At the beginning of this age, the heretical as well as the non-heretical Ebionism may be regarded as virtually suppressed, although some scanty remnants of it might yet be found. The most brilliant period of Gnosticism, too, when the most serious danger from Paganism within the Christian pale in the form of Hellenic and Syro-Chaldaic Theosophy and Mysteriosophy threatened the church, was already past. But in Manichæism (§ 29) there appeared, during the second half of the third century, a new peril of a no less threatening kind, inspired by Parseeism and Buddhism, which, however, the church on the ground of the solid foundations already laid was able to resist with powerful weapons. On the other hand the Pagan element within the church asserted itself more and more decidedly (§ 39, 6) by means of the intrusion of magico-theurgical superstition into the catholic doctrine of the efficacy of the church sacraments and sacramental acts (§ 58). But now also, with Marcus Aurelius, Paganism outside of Christianity as embodied in the Roman state, begins the war of extermination against the church that was ever more and more extending her boundaries. Such manifestation of hostility, however, was not able to subdue the church, but rather led, under and through Constantine the Great, to the Christianizing of the state and the establishment of the church. During the same time the episcopal and synodal-hierarchical organization of the church was more fully developed by the introduction of an order of Metropolitans, and then in the following period it reached its climax in the oligarchical Pentarchy of Patriarchs (§ 46, 1), and in the institution of œcumenical Synods (§ 43, 2). By the condemnation and expulsion of Montanism, in which the inner development of the Post-Apostolic Age reached its special and distinctive conclusion, the endeavour to naturalize Christianity among the social customs of the worldly life was certainly legitimized by the church, and could now be unrestrictedly carried out in a wider and more comprehensive way. In the Trinitarian controversies, too, in which several prominent theologians engaged, the first step was taken in that œcumenical-ecclesiastical elaboration of doctrine which occupied and dominated the whole of the following period (§§ 49–52).
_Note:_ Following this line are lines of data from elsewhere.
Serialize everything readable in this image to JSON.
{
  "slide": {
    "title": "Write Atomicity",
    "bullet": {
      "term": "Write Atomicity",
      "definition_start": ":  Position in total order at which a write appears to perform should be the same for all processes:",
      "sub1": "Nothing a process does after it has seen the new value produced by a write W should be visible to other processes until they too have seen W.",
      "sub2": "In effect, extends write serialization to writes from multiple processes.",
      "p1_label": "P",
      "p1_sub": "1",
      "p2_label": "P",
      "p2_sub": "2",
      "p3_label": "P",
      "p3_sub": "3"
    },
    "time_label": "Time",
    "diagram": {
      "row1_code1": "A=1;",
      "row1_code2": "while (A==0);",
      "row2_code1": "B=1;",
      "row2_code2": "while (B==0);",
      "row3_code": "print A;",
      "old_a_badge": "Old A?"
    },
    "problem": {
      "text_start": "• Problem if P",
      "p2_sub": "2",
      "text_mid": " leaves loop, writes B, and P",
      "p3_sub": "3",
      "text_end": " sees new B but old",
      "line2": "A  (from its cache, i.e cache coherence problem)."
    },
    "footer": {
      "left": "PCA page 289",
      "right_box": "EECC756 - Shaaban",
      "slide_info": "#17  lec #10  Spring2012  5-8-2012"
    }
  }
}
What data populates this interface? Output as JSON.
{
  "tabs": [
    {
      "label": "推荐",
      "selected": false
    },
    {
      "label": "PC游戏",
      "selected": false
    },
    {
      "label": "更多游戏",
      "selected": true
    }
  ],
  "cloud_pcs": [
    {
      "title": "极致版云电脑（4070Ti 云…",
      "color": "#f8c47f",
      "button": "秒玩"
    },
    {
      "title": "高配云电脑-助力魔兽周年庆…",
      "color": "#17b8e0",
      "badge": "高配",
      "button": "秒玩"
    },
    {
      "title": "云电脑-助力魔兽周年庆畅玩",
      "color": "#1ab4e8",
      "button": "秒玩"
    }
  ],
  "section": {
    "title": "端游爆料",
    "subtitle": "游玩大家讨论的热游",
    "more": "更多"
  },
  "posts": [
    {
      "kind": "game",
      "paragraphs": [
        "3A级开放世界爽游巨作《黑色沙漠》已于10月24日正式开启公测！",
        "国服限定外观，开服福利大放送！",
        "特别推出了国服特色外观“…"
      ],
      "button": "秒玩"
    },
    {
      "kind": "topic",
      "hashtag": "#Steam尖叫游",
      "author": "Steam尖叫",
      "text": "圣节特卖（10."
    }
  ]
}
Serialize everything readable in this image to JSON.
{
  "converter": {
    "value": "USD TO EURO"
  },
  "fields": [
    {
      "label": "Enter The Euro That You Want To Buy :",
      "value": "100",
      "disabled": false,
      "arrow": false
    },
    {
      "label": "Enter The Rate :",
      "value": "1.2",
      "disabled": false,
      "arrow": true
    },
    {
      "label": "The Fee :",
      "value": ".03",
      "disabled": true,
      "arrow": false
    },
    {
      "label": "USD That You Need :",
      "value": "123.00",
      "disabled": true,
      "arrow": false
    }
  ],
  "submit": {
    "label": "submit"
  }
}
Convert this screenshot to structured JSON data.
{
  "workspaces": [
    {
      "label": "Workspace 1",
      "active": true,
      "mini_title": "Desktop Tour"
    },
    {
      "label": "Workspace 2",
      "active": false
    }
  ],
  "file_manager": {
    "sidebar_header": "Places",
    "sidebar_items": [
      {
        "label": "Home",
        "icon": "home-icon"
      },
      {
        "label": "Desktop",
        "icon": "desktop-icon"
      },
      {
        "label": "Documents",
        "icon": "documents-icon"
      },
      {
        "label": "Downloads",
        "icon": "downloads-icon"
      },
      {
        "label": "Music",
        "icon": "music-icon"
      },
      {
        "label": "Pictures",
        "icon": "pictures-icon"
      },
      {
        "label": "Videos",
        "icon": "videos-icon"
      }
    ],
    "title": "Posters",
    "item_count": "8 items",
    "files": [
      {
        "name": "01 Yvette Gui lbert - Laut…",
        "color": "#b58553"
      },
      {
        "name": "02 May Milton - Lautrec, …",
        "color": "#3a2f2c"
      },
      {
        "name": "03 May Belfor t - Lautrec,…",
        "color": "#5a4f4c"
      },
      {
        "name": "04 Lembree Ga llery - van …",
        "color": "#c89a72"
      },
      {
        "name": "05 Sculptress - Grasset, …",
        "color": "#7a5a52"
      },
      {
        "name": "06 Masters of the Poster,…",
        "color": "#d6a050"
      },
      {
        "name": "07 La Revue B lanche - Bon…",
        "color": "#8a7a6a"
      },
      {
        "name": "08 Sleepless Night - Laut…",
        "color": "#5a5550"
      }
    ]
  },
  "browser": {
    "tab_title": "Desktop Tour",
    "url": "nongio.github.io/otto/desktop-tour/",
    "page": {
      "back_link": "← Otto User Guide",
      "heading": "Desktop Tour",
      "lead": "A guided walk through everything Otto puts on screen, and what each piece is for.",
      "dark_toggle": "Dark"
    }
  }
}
§ 20.3. The Point of Transition from the One Age to the Other may unhesitatingly be set down at A.D. 170. The following are the most important data in regard thereto. The death about A.D. 165 of Justin Martyr, who marks the highest point reached in the Post-Apostolic Age, and forms also the transition to the Old Catholic Age; and Irenæus, flourishing somewhere about A.D. 170, who was the real inaugurator of this latter age. Besides these we come upon the beginnings of the Trinitarian controversies about the year 170. Finally, the rejection of Montanism from the universal Catholic church was effected about the year 170 by means of the Synodal institution called into existence for that very purpose.